The solar installation forecasts are based on a business-as-usual scenario set out by industry group SolarPower Europe.

Clean technology installs are set to outpace "even the most ambitious EU policy targets," Ember warned.

"Solar, in particular, is consistently underestimated in grid expansion plans compared to market outlooks...This disconnect from on-the-ground trends implies, unless remedial actions are taken, grid congestion may worsen in the short-term and larger volumes of solar capacity may become stuck in grid connection queues," it said.

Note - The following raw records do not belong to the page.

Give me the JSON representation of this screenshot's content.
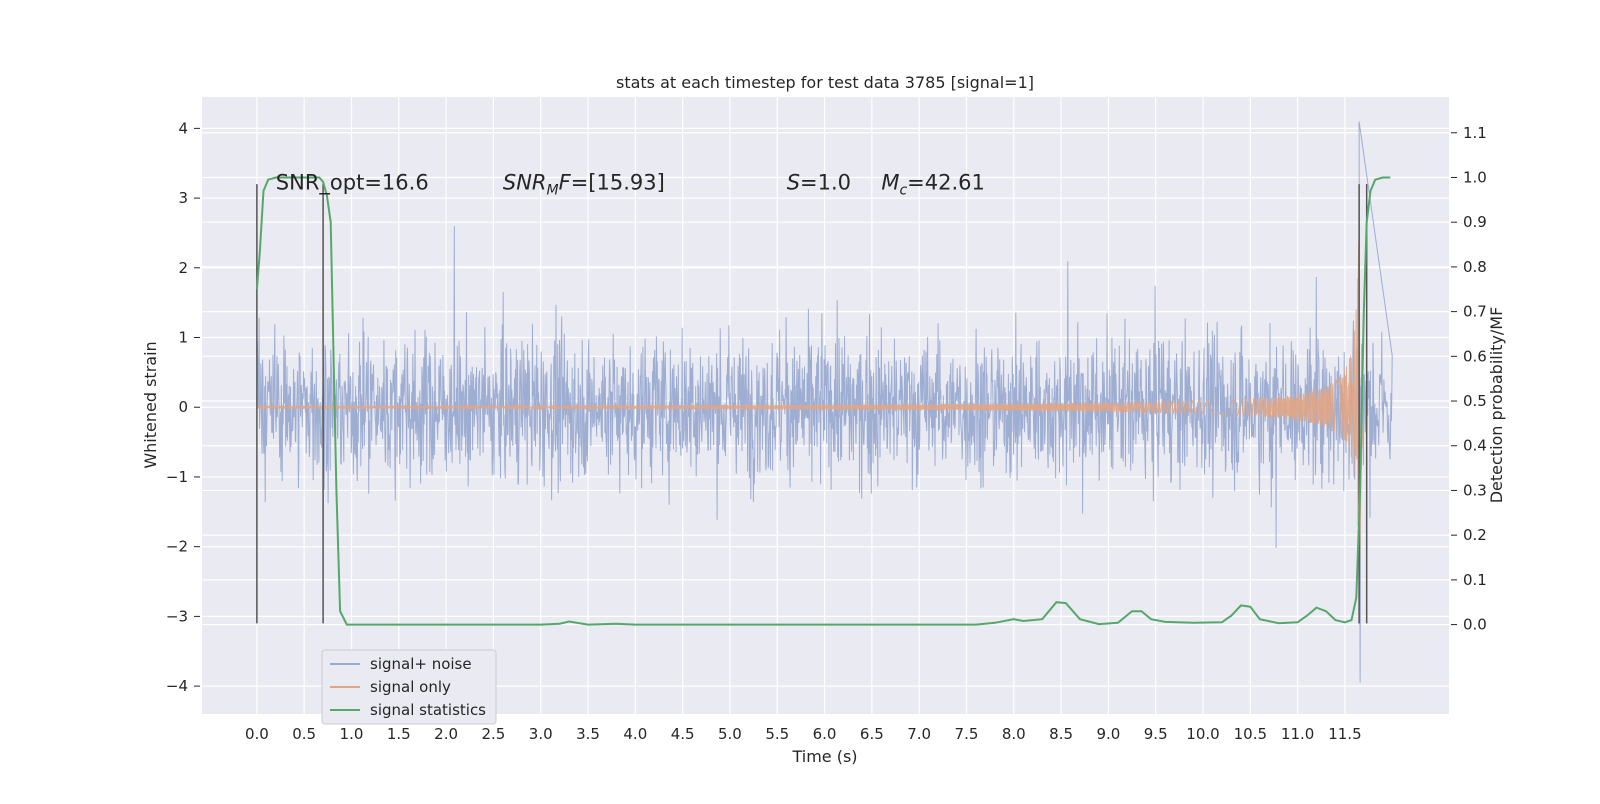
{
  "chart_data": {
    "type": "line",
    "title": "stats at each timestep for test data 3785 [signal=1]",
    "xlabel": "Time (s)",
    "ylabel": "Whitened strain",
    "y2label": "Detection probability/MF",
    "xlim": [
      -0.58,
      12.6
    ],
    "ylim": [
      -4.4,
      4.45
    ],
    "y2lim": [
      -0.2,
      1.18
    ],
    "xticks": [
      0.0,
      0.5,
      1.0,
      1.5,
      2.0,
      2.5,
      3.0,
      3.5,
      4.0,
      4.5,
      5.0,
      5.5,
      6.0,
      6.5,
      7.0,
      7.5,
      8.0,
      8.5,
      9.0,
      9.5,
      10.0,
      10.5,
      11.0,
      11.5
    ],
    "xtick_labels": [
      "0.0",
      "0.5",
      "1.0",
      "1.5",
      "2.0",
      "2.5",
      "3.0",
      "3.5",
      "4.0",
      "4.5",
      "5.0",
      "5.5",
      "6.0",
      "6.5",
      "7.0",
      "7.5",
      "8.0",
      "8.5",
      "9.0",
      "9.5",
      "10.0",
      "10.5",
      "11.0",
      "11.5"
    ],
    "yticks": [
      -4,
      -3,
      -2,
      -1,
      0,
      1,
      2,
      3,
      4
    ],
    "ytick_labels": [
      "−4",
      "−3",
      "−2",
      "−1",
      "0",
      "1",
      "2",
      "3",
      "4"
    ],
    "y2ticks": [
      0.0,
      0.1,
      0.2,
      0.3,
      0.4,
      0.5,
      0.6,
      0.7,
      0.8,
      0.9,
      1.0,
      1.1
    ],
    "y2tick_labels": [
      "0.0",
      "0.1",
      "0.2",
      "0.3",
      "0.4",
      "0.5",
      "0.6",
      "0.7",
      "0.8",
      "0.9",
      "1.0",
      "1.1"
    ],
    "grid": true,
    "legend_position": "lower-left",
    "colors": {
      "background": "#eaeaf2",
      "grid": "#ffffff",
      "noise": "#9aaad0",
      "signal": "#e0a686",
      "stats": "#55a868",
      "marker": "#555555"
    },
    "series": [
      {
        "name": "signal+ noise",
        "axis": "left",
        "description_values": "dense noisy band spanning the full time range",
        "x_range": [
          0.0,
          12.0
        ],
        "typical_envelope": [
          -1.5,
          1.6
        ],
        "peak_max": 4.1,
        "peak_min": -3.95,
        "peak_time": 11.65
      },
      {
        "name": "signal only",
        "axis": "left",
        "x_range": [
          0.0,
          11.7
        ],
        "chirp_merger_time": 11.65,
        "chirp_peak_amplitude": 3.3
      },
      {
        "name": "signal statistics",
        "axis": "right",
        "x": [
          0.0,
          0.03,
          0.07,
          0.12,
          0.2,
          0.3,
          0.4,
          0.5,
          0.6,
          0.66,
          0.7,
          0.74,
          0.78,
          0.8,
          0.84,
          0.88,
          0.95,
          1.2,
          2.0,
          3.0,
          3.2,
          3.3,
          3.5,
          3.8,
          4.0,
          5.0,
          6.0,
          7.0,
          7.6,
          7.8,
          8.0,
          8.1,
          8.3,
          8.45,
          8.55,
          8.7,
          8.9,
          9.1,
          9.25,
          9.35,
          9.45,
          9.6,
          9.9,
          10.2,
          10.3,
          10.4,
          10.5,
          10.6,
          10.8,
          11.0,
          11.1,
          11.2,
          11.3,
          11.4,
          11.5,
          11.57,
          11.62,
          11.66,
          11.7,
          11.73,
          11.77,
          11.82,
          11.9,
          11.98
        ],
        "y": [
          0.75,
          0.83,
          0.97,
          0.995,
          1.0,
          1.0,
          1.0,
          1.0,
          1.0,
          1.0,
          0.99,
          0.96,
          0.9,
          0.7,
          0.3,
          0.03,
          0.0,
          0.0,
          0.0,
          0.0,
          0.002,
          0.007,
          0.0,
          0.002,
          0.0,
          0.0,
          0.0,
          0.0,
          0.0,
          0.004,
          0.012,
          0.008,
          0.012,
          0.05,
          0.048,
          0.012,
          0.001,
          0.004,
          0.03,
          0.03,
          0.012,
          0.006,
          0.004,
          0.005,
          0.02,
          0.043,
          0.04,
          0.012,
          0.003,
          0.005,
          0.02,
          0.038,
          0.03,
          0.01,
          0.005,
          0.01,
          0.06,
          0.3,
          0.7,
          0.9,
          0.97,
          0.995,
          1.0,
          1.0
        ]
      }
    ],
    "vertical_markers": [
      {
        "x": 0.0,
        "ymin": -3.1,
        "ymax": 3.2
      },
      {
        "x": 0.7,
        "ymin": -3.1,
        "ymax": 3.2
      },
      {
        "x": 11.65,
        "ymin": -3.1,
        "ymax": 3.2
      },
      {
        "x": 11.73,
        "ymin": -3.1,
        "ymax": 3.2
      }
    ],
    "annotations": [
      {
        "key": "snr_opt",
        "text": "SNR_opt=16.6",
        "x": 0.2,
        "y": 3.12
      },
      {
        "key": "snr_mf",
        "text": "SNR_MF=[15.93]",
        "x": 2.6,
        "y": 3.12
      },
      {
        "key": "s_value",
        "text": "S=1.0",
        "x": 5.6,
        "y": 3.12
      },
      {
        "key": "mc_value",
        "text": "M_c=42.61",
        "x": 6.6,
        "y": 3.12
      }
    ]
  }
}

                           Difference in EU grid plans vs solar, wind forecasts

                                                              (Click image to enlarge)

Source: Ember, March 2024

In Europe and the U.S., dwindling grid capacity and slow approval of new connections are increasing solar and wind costs and curbing growth.

The European Union recently set out 68 onshore grid projects that will gain priority access to permits and EU funding but vast amounts of investments are required across Europe's transmission and distribution networks to ensure the EU meets its climate goals.

Around half of the grid plans assessed by Ember are based on lower solar and wind deployment than national targets, Ember noted.

"Solar tends to be more affected, with its capacity underestimated by a total of 60 GW across the 11 countries, and wind by 27 GW," it said.